Subsection 6-5(2) of the ITAA 1997, provides that the assessable income of a resident taxpayer includes ordinary income derived directly or indirectly from all sources during the income year.

Taxation Ruling TR 95/35 provides the Commissioners view on the assessability of interest payments that are received as a result of a compensation payment. Paragraph 26 states that Interest awarded as part of a compensation amount is assessable income of the taxpayer under the general income provisions.
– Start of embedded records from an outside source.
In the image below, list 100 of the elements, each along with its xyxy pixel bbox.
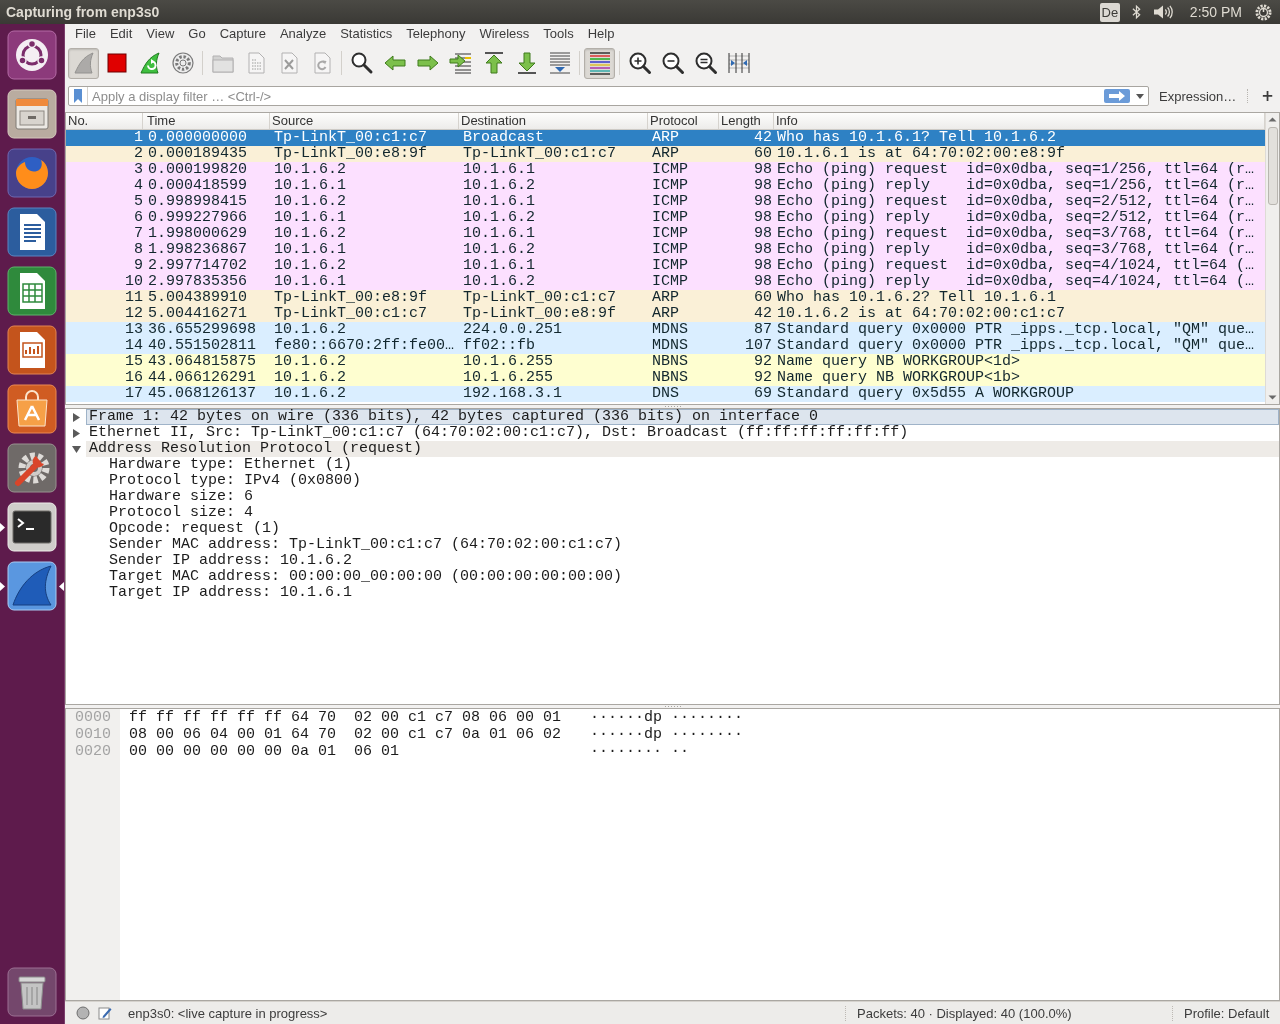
presentation-icon[interactable] <box>7 325 57 375</box>
table-cell-text: 1 <box>133 130 143 146</box>
clock-text[interactable]: 2:50 PM <box>1189 4 1242 20</box>
tree-item[interactable]: Ethernet II, Src: Tp-LinkT_00:c1:c7 (64:70:02:00:c1:c7), Dst: Broadcast (ff:ff:ff:ff:ff:ff) <box>86 425 912 441</box>
packet-row[interactable]: 3 0.000199820 10.1.6.2 10.1.6.1 ICMP 98 Echo (ping) request id=0x0dba, seq=1/256, ttl=64 (r… <box>66 162 1265 178</box>
wrench-gear-icon[interactable] <box>7 443 57 493</box>
circle-icon[interactable] <box>76 1006 90 1020</box>
byte-offset: 0000 <box>75 709 111 726</box>
bookmark-icon[interactable] <box>74 89 82 103</box>
table-cell-text: 9 <box>133 258 143 274</box>
splitter-grip-icon[interactable] <box>663 405 682 408</box>
column-header[interactable]: No. <box>66 113 143 129</box>
table-cell-text: ICMP <box>651 178 689 194</box>
packet-row[interactable]: 8 1.998236867 10.1.6.1 10.1.6.2 ICMP 98 Echo (ping) reply id=0x0dba, seq=3/768, ttl=64 (r… <box>66 242 1265 258</box>
caret-right-icon[interactable] <box>72 428 80 438</box>
tree-item[interactable]: Frame 1: 42 bytes on wire (336 bits), 42 bytes captured (336 bits) on interface 0 <box>86 409 1279 425</box>
menu-item[interactable]: View <box>139 25 182 43</box>
tree-item[interactable]: Sender IP address: 10.1.6.2 <box>106 553 356 569</box>
volume-icon[interactable] <box>1152 5 1173 19</box>
menu-item[interactable]: Telephony <box>399 25 473 43</box>
bluetooth-icon[interactable] <box>1131 4 1141 20</box>
tree-item[interactable]: Target MAC address: 00:00:00_00:00:00 (00:00:00:00:00:00) <box>106 569 626 585</box>
profile-text[interactable]: Profile: Default <box>1184 1005 1270 1021</box>
colorize-button[interactable] <box>584 47 615 79</box>
packet-row[interactable]: 17 45.068126137 10.1.6.2 192.168.3.1 DNS 69 Standard query 0x5d55 A WORKGROUP <box>66 386 1265 402</box>
keyboard-layout-indicator[interactable]: De <box>1099 2 1120 22</box>
packet-row[interactable]: 2 0.000189435 Tp-LinkT_00:e8:9f Tp-LinkT_00:c1:c7 ARP 60 10.1.6.1 is at 64:70:02:00:e8:9f <box>66 146 1265 162</box>
filter-input[interactable]: Apply a display filter … <Ctrl-/> <box>88 87 1104 105</box>
menu-item[interactable]: Tools <box>536 25 581 43</box>
tree-item[interactable]: Hardware type: Ethernet (1) <box>106 457 356 473</box>
packet-row[interactable]: 10 2.997835356 10.1.6.1 10.1.6.2 ICMP 98 Echo (ping) reply id=0x0dba, seq=4/1024, ttl=64 (… <box>66 274 1265 290</box>
table-cell-text: 2 <box>133 146 143 162</box>
pencil-note-icon[interactable] <box>98 1006 112 1020</box>
menu-item[interactable]: Capture <box>212 25 273 43</box>
caret-down-icon[interactable] <box>1136 93 1144 99</box>
packet-row[interactable]: 1 0.000000000 Tp-LinkT_00:c1:c7 Broadcast ARP 42 Who has 10.1.6.1? Tell 10.1.6.2 <box>66 130 1265 146</box>
power-gear-icon[interactable] <box>1255 3 1272 21</box>
table-cell-text: 92 <box>753 370 773 386</box>
tree-item[interactable]: Address Resolution Protocol (request) <box>86 441 1279 457</box>
packet-row[interactable]: 15 43.064815875 10.1.6.2 10.1.6.255 NBNS 92 Name query NB WORKGROUP<1d> <box>66 354 1265 370</box>
column-header[interactable]: Protocol <box>648 113 719 129</box>
packet-row[interactable]: 4 0.000418599 10.1.6.1 10.1.6.2 ICMP 98 Echo (ping) reply id=0x0dba, seq=1/256, ttl=64 (r… <box>66 178 1265 194</box>
striped-lines-icon <box>587 51 612 75</box>
table-cell-text: ARP <box>651 146 680 162</box>
table-cell-text: 12 <box>124 306 143 322</box>
scrollbar-thumb[interactable] <box>1267 127 1278 205</box>
menu-item[interactable]: File <box>68 25 103 43</box>
globe-icon[interactable] <box>7 148 57 198</box>
menu-item[interactable]: Edit <box>102 25 140 43</box>
menu-item[interactable]: Go <box>181 25 213 43</box>
menu-item[interactable]: Wireless <box>472 25 537 43</box>
table-cell-text: Echo (ping) reply id=0x0dba, seq=2/512, ttl=64 (r… <box>776 210 1256 226</box>
column-header[interactable]: Length <box>719 113 774 129</box>
table-cell-text: 2.997714702 <box>147 258 249 274</box>
table-cell-text: 10.1.6.1 <box>462 194 536 210</box>
drawer-icon[interactable] <box>7 89 57 139</box>
table-cell-text: 10.1.6.1 <box>462 226 536 242</box>
splitter-grip-icon[interactable] <box>663 705 682 708</box>
column-header[interactable]: Time <box>143 113 270 129</box>
add-filter-button[interactable]: + <box>1259 88 1276 104</box>
tree-item[interactable]: Hardware size: 6 <box>106 489 257 505</box>
terminal-icon[interactable] <box>7 502 57 552</box>
scrollbar[interactable] <box>1265 113 1279 404</box>
ring-dots-icon[interactable] <box>7 30 57 80</box>
tree-item[interactable]: Sender MAC address: Tp-LinkT_00:c1:c7 (64:70:02:00:c1:c7) <box>106 537 626 553</box>
packet-row[interactable]: 16 44.066126291 10.1.6.2 10.1.6.255 NBNS 92 Name query NB WORKGROUP<1b> <box>66 370 1265 386</box>
packet-row[interactable]: 6 0.999227966 10.1.6.1 10.1.6.2 ICMP 98 Echo (ping) reply id=0x0dba, seq=2/512, ttl=64 (r… <box>66 210 1265 226</box>
table-cell-text: 11 <box>124 290 143 306</box>
shopping-bag-icon[interactable] <box>7 384 57 434</box>
caret-right-icon[interactable] <box>72 412 80 422</box>
table-cell-text: 60 <box>753 146 773 162</box>
capture-status-text: enp3s0: <live capture in progress> <box>128 1005 328 1021</box>
table-cell-text: ARP <box>651 306 680 322</box>
display-filter-field[interactable]: Apply a display filter … <Ctrl-/> <box>68 86 1149 106</box>
packet-row[interactable]: 13 36.655299698 10.1.6.2 224.0.0.251 MDNS 87 Standard query 0x0000 PTR _ipps._tcp.local, "QM" que… <box>66 322 1265 338</box>
expression-button[interactable]: Expression… <box>1159 88 1237 104</box>
arrow-right-icon[interactable] <box>1104 89 1130 103</box>
menu-item[interactable]: Analyze <box>272 25 334 43</box>
menu-item[interactable]: Help <box>580 25 622 43</box>
spreadsheet-icon[interactable] <box>7 266 57 316</box>
table-cell-text: NBNS <box>651 354 689 370</box>
packet-row[interactable]: 5 0.998998415 10.1.6.2 10.1.6.1 ICMP 98 Echo (ping) request id=0x0dba, seq=2/512, ttl=64 (r… <box>66 194 1265 210</box>
fin-icon[interactable] <box>7 561 57 611</box>
document-icon[interactable] <box>7 207 57 257</box>
table-cell-text: Echo (ping) reply id=0x0dba, seq=3/768, ttl=64 (r… <box>776 242 1256 258</box>
packet-row[interactable]: 9 2.997714702 10.1.6.2 10.1.6.1 ICMP 98 Echo (ping) request id=0x0dba, seq=4/1024, ttl=64 (… <box>66 258 1265 274</box>
column-header[interactable]: Destination <box>459 113 648 129</box>
packet-row[interactable]: 14 40.551502811 fe80::6670:2ff:fe00… ff02::fb MDNS 107 Standard query 0x0000 PTR _ipps._tcp.local, "QM" que… <box>66 338 1265 354</box>
packet-row[interactable]: 7 1.998000629 10.1.6.2 10.1.6.1 ICMP 98 Echo (ping) request id=0x0dba, seq=3/768, ttl=64 (r… <box>66 226 1265 242</box>
column-header[interactable]: Source <box>270 113 459 129</box>
zoom-in-icon <box>627 51 652 75</box>
tree-item[interactable]: Opcode: request (1) <box>106 521 284 537</box>
packet-row[interactable]: 11 5.004389910 Tp-LinkT_00:e8:9f Tp-LinkT_00:c1:c7 ARP 60 Who has 10.1.6.2? Tell 10.1.6.1 <box>66 290 1265 306</box>
tree-item[interactable]: Target IP address: 10.1.6.1 <box>106 585 356 601</box>
tree-item[interactable]: Protocol size: 4 <box>106 505 257 521</box>
packet-row[interactable]: 12 5.004416271 Tp-LinkT_00:c1:c7 Tp-LinkT_00:e8:9f ARP 42 10.1.6.2 is at 64:70:02:00:c1:c7 <box>66 306 1265 322</box>
tree-item[interactable]: Protocol type: IPv4 (0x0800) <box>106 473 365 489</box>
menu-item[interactable]: Statistics <box>333 25 400 43</box>
caret-down-icon[interactable] <box>71 445 81 453</box>
trash-icon[interactable] <box>7 967 57 1017</box>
Application to your circumstances

Ordinary income

In your case, you hold an income protection policy designed to protect and provide income in the event of illness or disability. You lodged a dispute with the FOS which resulted in your insurer paying you lump sum made up of a monthly entitlement backdated, premium refunds and interest.

Your situation is similar to Sommer's case in that you received an amount in settlement of income claims against your income protection insurance policy. In Sommer's case it was determined that the payment was revenue despite being paid in a lump sum.

The fact that the FOS ruled that your injury was a total disablement does not change the character of the payment you received. Therefore, the lump sum payment you received is assessable as ordinary income under section 6-5.

Statutory income

Should the Commissioner have erred in characterising the lump sum payment as ordinary income, the payment would be included in your assessable income under section 15-30 as statutory income. Noting that the periodic receipt of income protection payments is considered ordinary income, the payment is an indemnification of the loss that income; and as such, will be included in your assessable income.

Capital gains

Your insurer has agreed to pay you a lump sum payment in settlement of your claim. However, your insurer is not proposing the full and final settlement of any claims under your policy. They have included details on what you need to do to assist with the ongoing assessment of your claim. Therefore, there is no ending of your rights under the insurance policy and no CGT event.

The combined effect of sections 6-5 and 15-30 is that the receipt will be assessed as ordinary income.

Recoupment

In your case you received a recoupment of the income protection premiums paid. This recoupment will be assessable income.

Interest

You have received a lump sum payment that includes an amount of interest in relation to the delays in processing your payment. This interest component of the payment has been dissected from the other elements of the compensation payment and as such can be clearly identified.

Therefore, the interest received from your payment is considered to be ordinary income and as such assessable under section 6-5 of the ITAA 1997.